Ma nella commedia di Tramontano, quell’io parlante e multiforme (ora atavica nonna che racconta le storie, ora nipote ascolta quei cunti dubitando della loro attendibilità, ora addirittura misterioso direttore, deus ex machina, cui ci si rivolge per vere conferma di intuizioni o smentite su azzardi di riflessioni e considerazioni) è uno strano impasto di continuità e di contiguità della tradizione perché ci accorgiamo subito che se ne discosta e va a disegnare un profilo autonomo, sullo sfondo di motivazioni ideali più complesse che nello spettacolo si traducono in godibili scenette montate sui ritmi inequivocabili e riconoscibili della poesia, per condurci a prendere coscienza di una novità insolita.

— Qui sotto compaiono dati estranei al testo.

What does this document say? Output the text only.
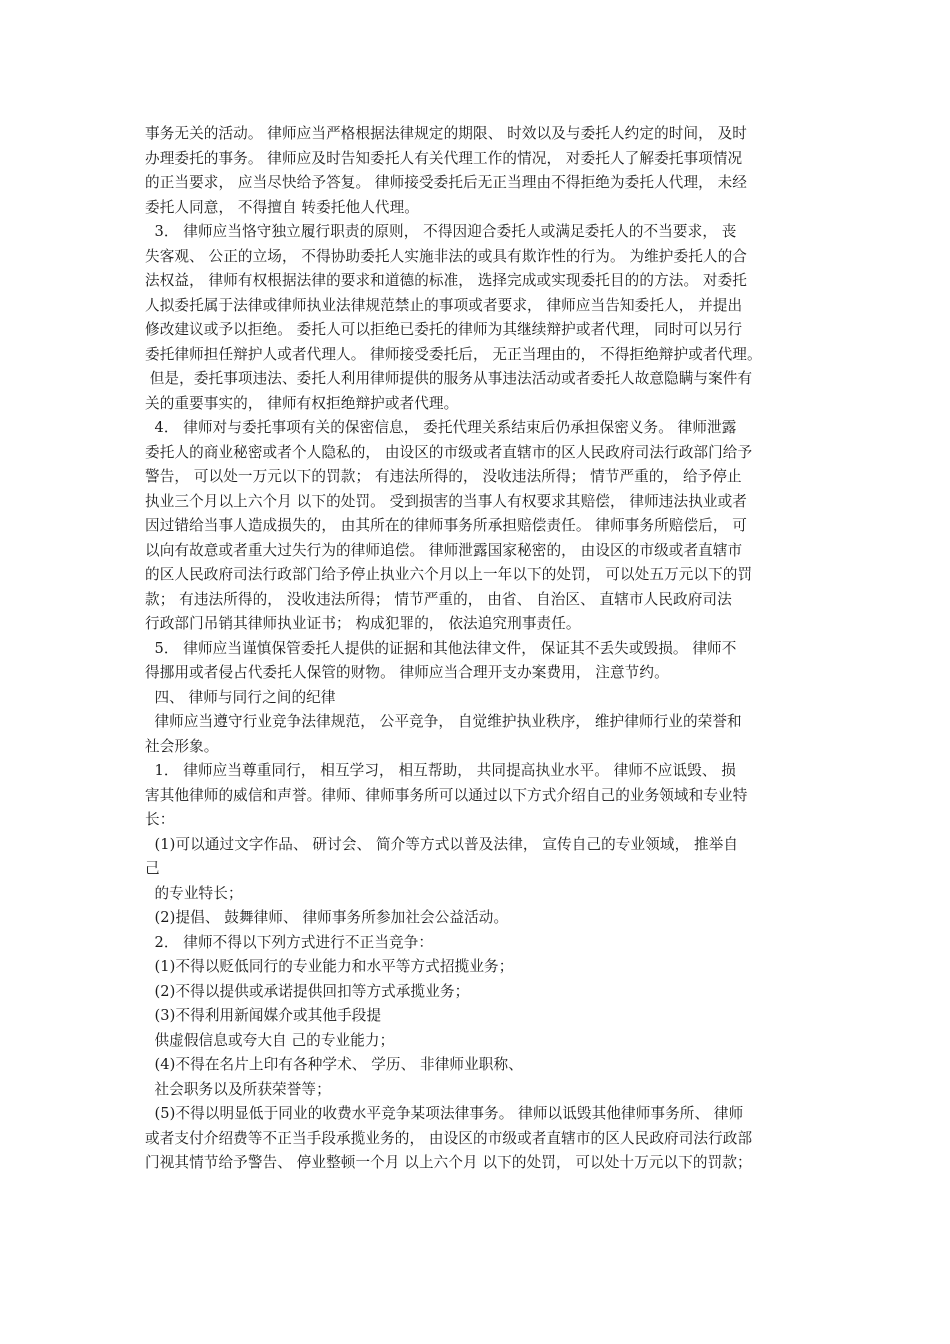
事务无关的活动。 律师应当严格根据法律规定的期限、 时效以及与委托人约定的时间， 及时
办理委托的事务。 律师应及时告知委托人有关代理工作的情况， 对委托人了解委托事项情况
的正当要求， 应当尽快给予答复。 律师接受委托后无正当理由不得拒绝为委托人代理， 未经
委托人同意， 不得擅自 转委托他人代理。
3． 律师应当恪守独立履行职责的原则， 不得因迎合委托人或满足委托人的不当要求， 丧
失客观、 公正的立场， 不得协助委托人实施非法的或具有欺诈性的行为。 为维护委托人的合
法权益， 律师有权根据法律的要求和道德的标准， 选择完成或实现委托目的的方法。 对委托
人拟委托属于法律或律师执业法律规范禁止的事项或者要求， 律师应当告知委托人， 并提出
修改建议或予以拒绝。 委托人可以拒绝已委托的律师为其继续辩护或者代理， 同时可以另行
委托律师担任辩护人或者代理人。 律师接受委托后， 无正当理由的， 不得拒绝辩护或者代理。
但是，委托事项违法、委托人利用律师提供的服务从事违法活动或者委托人故意隐瞒与案件有
关的重要事实的， 律师有权拒绝辩护或者代理。
4． 律师对与委托事项有关的保密信息， 委托代理关系结束后仍承担保密义务。 律师泄露
委托人的商业秘密或者个人隐私的， 由设区的市级或者直辖市的区人民政府司法行政部门给予
警告， 可以处一万元以下的罚款； 有违法所得的， 没收违法所得； 情节严重的， 给予停止
执业三个月以上六个月 以下的处罚。 受到损害的当事人有权要求其赔偿， 律师违法执业或者
因过错给当事人造成损失的， 由其所在的律师事务所承担赔偿责任。 律师事务所赔偿后， 可
以向有故意或者重大过失行为的律师追偿。 律师泄露国家秘密的， 由设区的市级或者直辖市
的区人民政府司法行政部门给予停止执业六个月以上一年以下的处罚， 可以处五万元以下的罚
款； 有违法所得的， 没收违法所得； 情节严重的， 由省、 自治区、 直辖市人民政府司法
行政部门吊销其律师执业证书； 构成犯罪的， 依法追究刑事责任。
5． 律师应当谨慎保管委托人提供的证据和其他法律文件， 保证其不丢失或毁损。 律师不
得挪用或者侵占代委托人保管的财物。 律师应当合理开支办案费用， 注意节约。
四、 律师与同行之间的纪律
律师应当遵守行业竞争法律规范， 公平竞争， 自觉维护执业秩序， 维护律师行业的荣誉和
社会形象。
1． 律师应当尊重同行， 相互学习， 相互帮助， 共同提高执业水平。 律师不应诋毁、 损
害其他律师的威信和声誉。律师、律师事务所可以通过以下方式介绍自己的业务领域和专业特
长：
(1)可以通过文字作品、 研讨会、 简介等方式以普及法律， 宣传自己的专业领域， 推举自
己
的专业特长；
(2)提倡、 鼓舞律师、 律师事务所参加社会公益活动。
2． 律师不得以下列方式进行不正当竞争：
(1)不得以贬低同行的专业能力和水平等方式招揽业务；
(2)不得以提供或承诺提供回扣等方式承揽业务；
(3)不得利用新闻媒介或其他手段提
供虚假信息或夸大自 己的专业能力；
(4)不得在名片上印有各种学术、 学历、 非律师业职称、
社会职务以及所获荣誉等；
(5)不得以明显低于同业的收费水平竞争某项法律事务。 律师以诋毁其他律师事务所、 律师
或者支付介绍费等不正当手段承揽业务的， 由设区的市级或者直辖市的区人民政府司法行政部
门视其情节给予警告、 停业整顿一个月 以上六个月 以下的处罚， 可以处十万元以下的罚款；
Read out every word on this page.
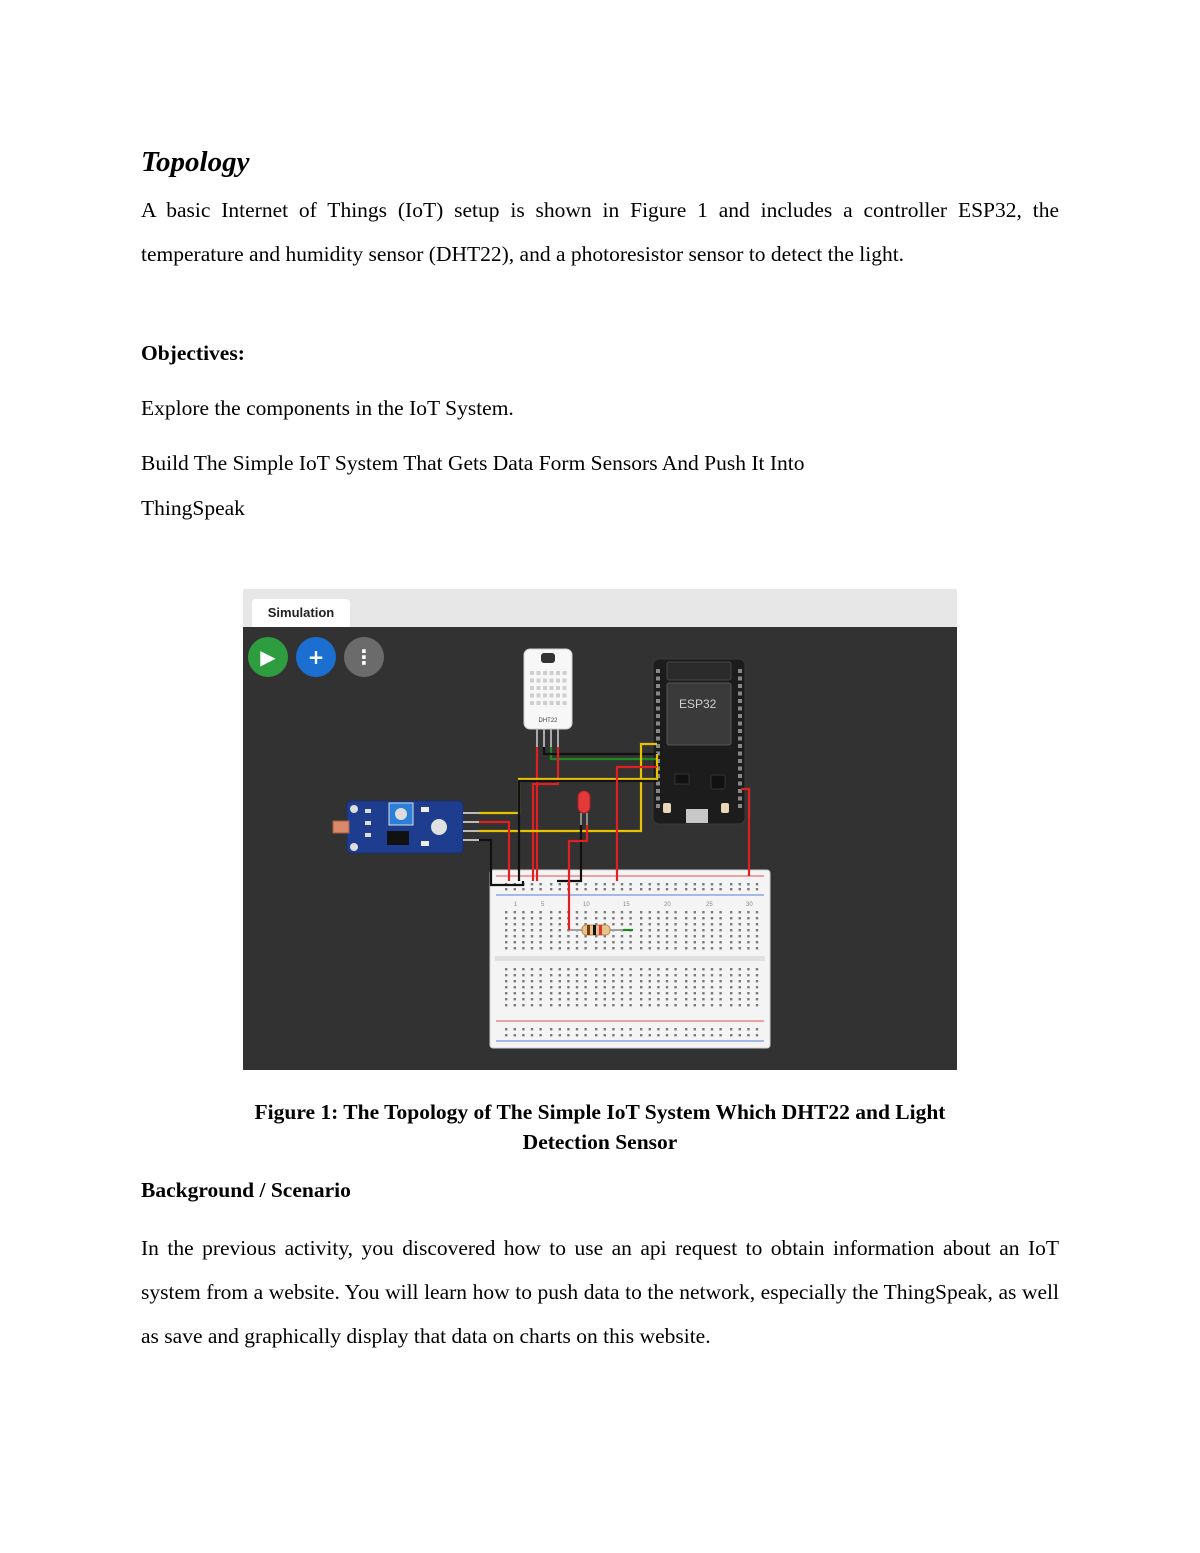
Topology

A basic Internet of Things (IoT) setup is shown in Figure 1 and includes a controller ESP32, the temperature and humidity sensor (DHT22), and a photoresistor sensor to detect the light.

Objectives:

Explore the components in the IoT System.

Build The Simple IoT System That Gets Data Form Sensors And Push It Into

ThingSpeak

Simulation
▶	+	⋮
1	5	10	15	20	25	30
DHT22
ESP32

Figure 1: The Topology of The Simple IoT System Which DHT22 and Light
Detection Sensor

Background / Scenario

In the previous activity, you discovered how to use an api request to obtain information about an IoT system from a website. You will learn how to push data to the network, especially the ThingSpeak, as well as save and graphically display that data on charts on this website.
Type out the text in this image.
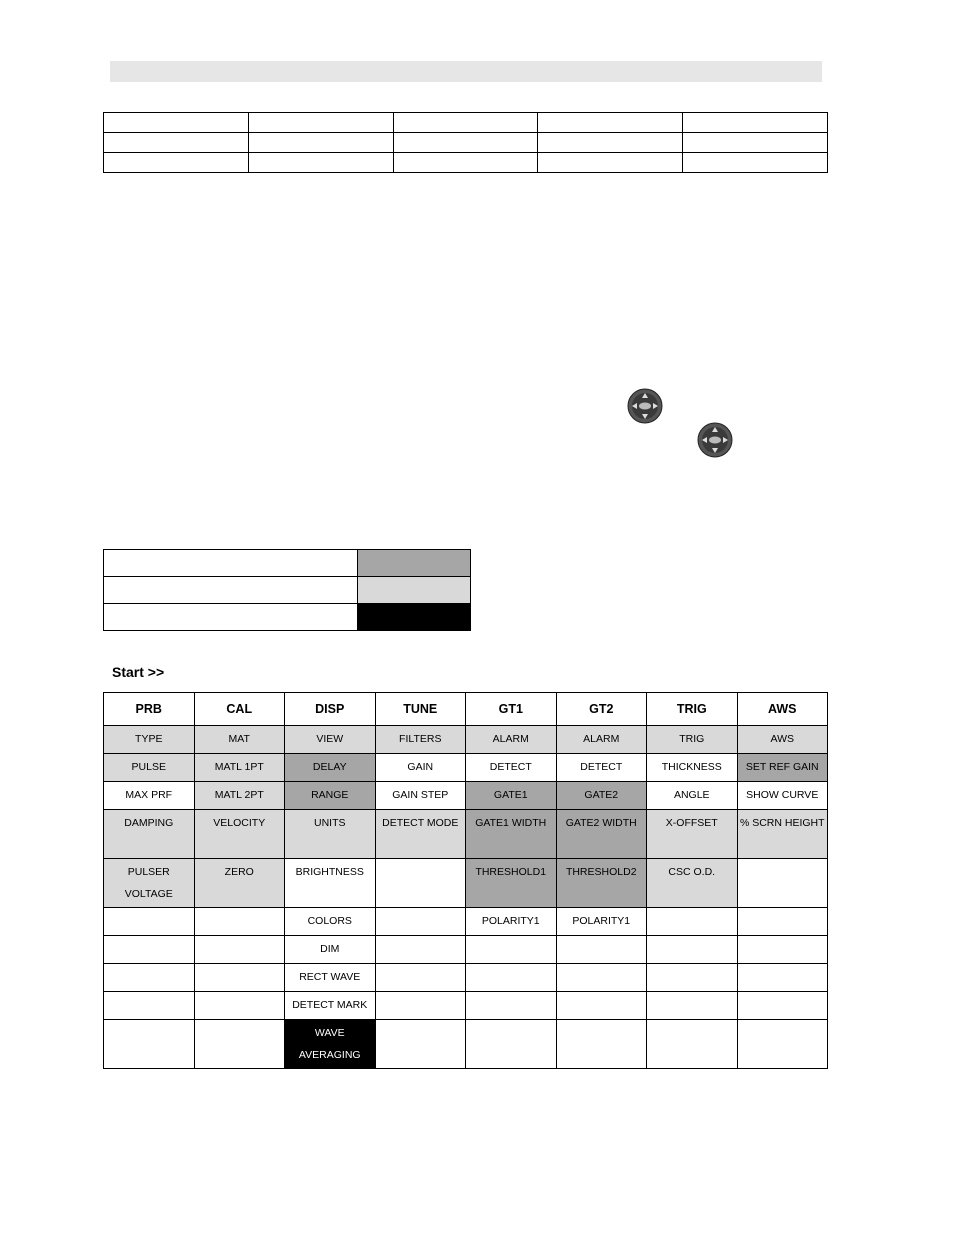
Start >>
PRB	CAL	DISP	TUNE	GT1	GT2	TRIG	AWS
TYPE	MAT	VIEW	FILTERS	ALARM	ALARM	TRIG	AWS
PULSE	MATL 1PT	DELAY	GAIN	DETECT	DETECT	THICKNESS	SET REF GAIN
MAX PRF	MATL 2PT	RANGE	GAIN STEP	GATE1	GATE2	ANGLE	SHOW CURVE
DAMPING	VELOCITY	UNITS	DETECT MODE	GATE1 WIDTH	GATE2 WIDTH	X-OFFSET	% SCRN HEIGHT
PULSER VOLTAGE	ZERO	BRIGHTNESS		THRESHOLD1	THRESHOLD2	CSC O.D.	
		COLORS		POLARITY1	POLARITY1		
		DIM					
		RECT WAVE					
		DETECT MARK					
		WAVE AVERAGING					
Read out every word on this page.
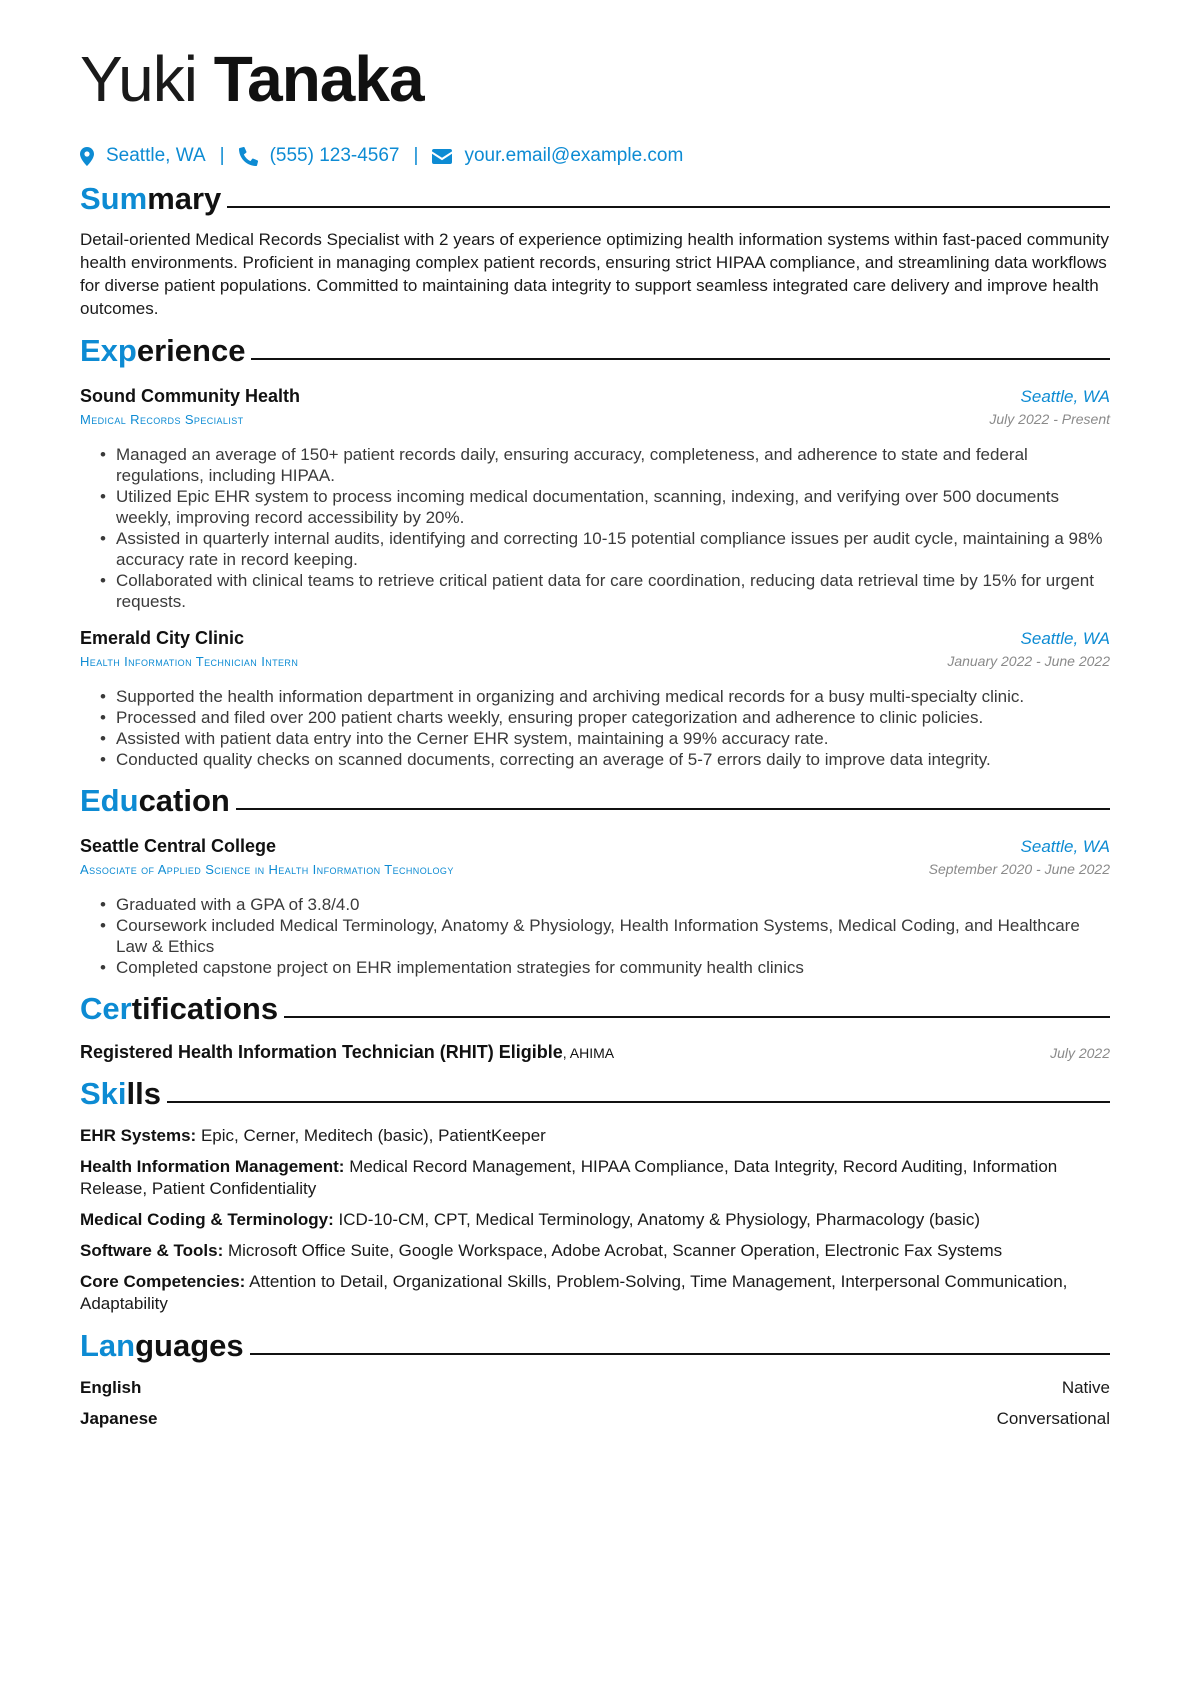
Yuki Tanaka
Seattle, WA | (555) 123-4567 | your.email@example.com
Summary
Detail-oriented Medical Records Specialist with 2 years of experience optimizing health information systems within fast-paced community health environments. Proficient in managing complex patient records, ensuring strict HIPAA compliance, and streamlining data workflows for diverse patient populations. Committed to maintaining data integrity to support seamless integrated care delivery and improve health outcomes.
Experience
Sound Community Health	Seattle, WA
Medical Records Specialist	July 2022 - Present
• Managed an average of 150+ patient records daily, ensuring accuracy, completeness, and adherence to state and federal regulations, including HIPAA.
• Utilized Epic EHR system to process incoming medical documentation, scanning, indexing, and verifying over 500 documents weekly, improving record accessibility by 20%.
• Assisted in quarterly internal audits, identifying and correcting 10-15 potential compliance issues per audit cycle, maintaining a 98% accuracy rate in record keeping.
• Collaborated with clinical teams to retrieve critical patient data for care coordination, reducing data retrieval time by 15% for urgent requests.
Emerald City Clinic	Seattle, WA
Health Information Technician Intern	January 2022 - June 2022
• Supported the health information department in organizing and archiving medical records for a busy multi-specialty clinic.
• Processed and filed over 200 patient charts weekly, ensuring proper categorization and adherence to clinic policies.
• Assisted with patient data entry into the Cerner EHR system, maintaining a 99% accuracy rate.
• Conducted quality checks on scanned documents, correcting an average of 5-7 errors daily to improve data integrity.
Education
Seattle Central College	Seattle, WA
Associate of Applied Science in Health Information Technology	September 2020 - June 2022
• Graduated with a GPA of 3.8/4.0
• Coursework included Medical Terminology, Anatomy & Physiology, Health Information Systems, Medical Coding, and Healthcare Law & Ethics
• Completed capstone project on EHR implementation strategies for community health clinics
Certifications
Registered Health Information Technician (RHIT) Eligible, AHIMA	July 2022
Skills
EHR Systems: Epic, Cerner, Meditech (basic), PatientKeeper
Health Information Management: Medical Record Management, HIPAA Compliance, Data Integrity, Record Auditing, Information Release, Patient Confidentiality
Medical Coding & Terminology: ICD-10-CM, CPT, Medical Terminology, Anatomy & Physiology, Pharmacology (basic)
Software & Tools: Microsoft Office Suite, Google Workspace, Adobe Acrobat, Scanner Operation, Electronic Fax Systems
Core Competencies: Attention to Detail, Organizational Skills, Problem-Solving, Time Management, Interpersonal Communication, Adaptability
Languages
English	Native
Japanese	Conversational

E se invece uno, un napoletano, un partenopeo, che la tradizione vuole ciarliero delle sue disgrazie, disattende questo presupposto ingeneroso per quanto legittimo, si ribella, qui, come fa Antonio Tramontano con la forza della poesia e la sagacia dell’ironia, e dichiara al mondo, non solo quello indolente e sonnacchioso all’ombra del Vesuvio, che invece lui è felice, appagato, che sta bene con quel suo corpo attaccato alle ossa, con i suoi pensieri che gli riempiono ‘a capa, che la vita e il prossimo non costituiscono per lui il pretesto per esercitare un vieto vittimismo, allora a chi ‘o vai a dicere?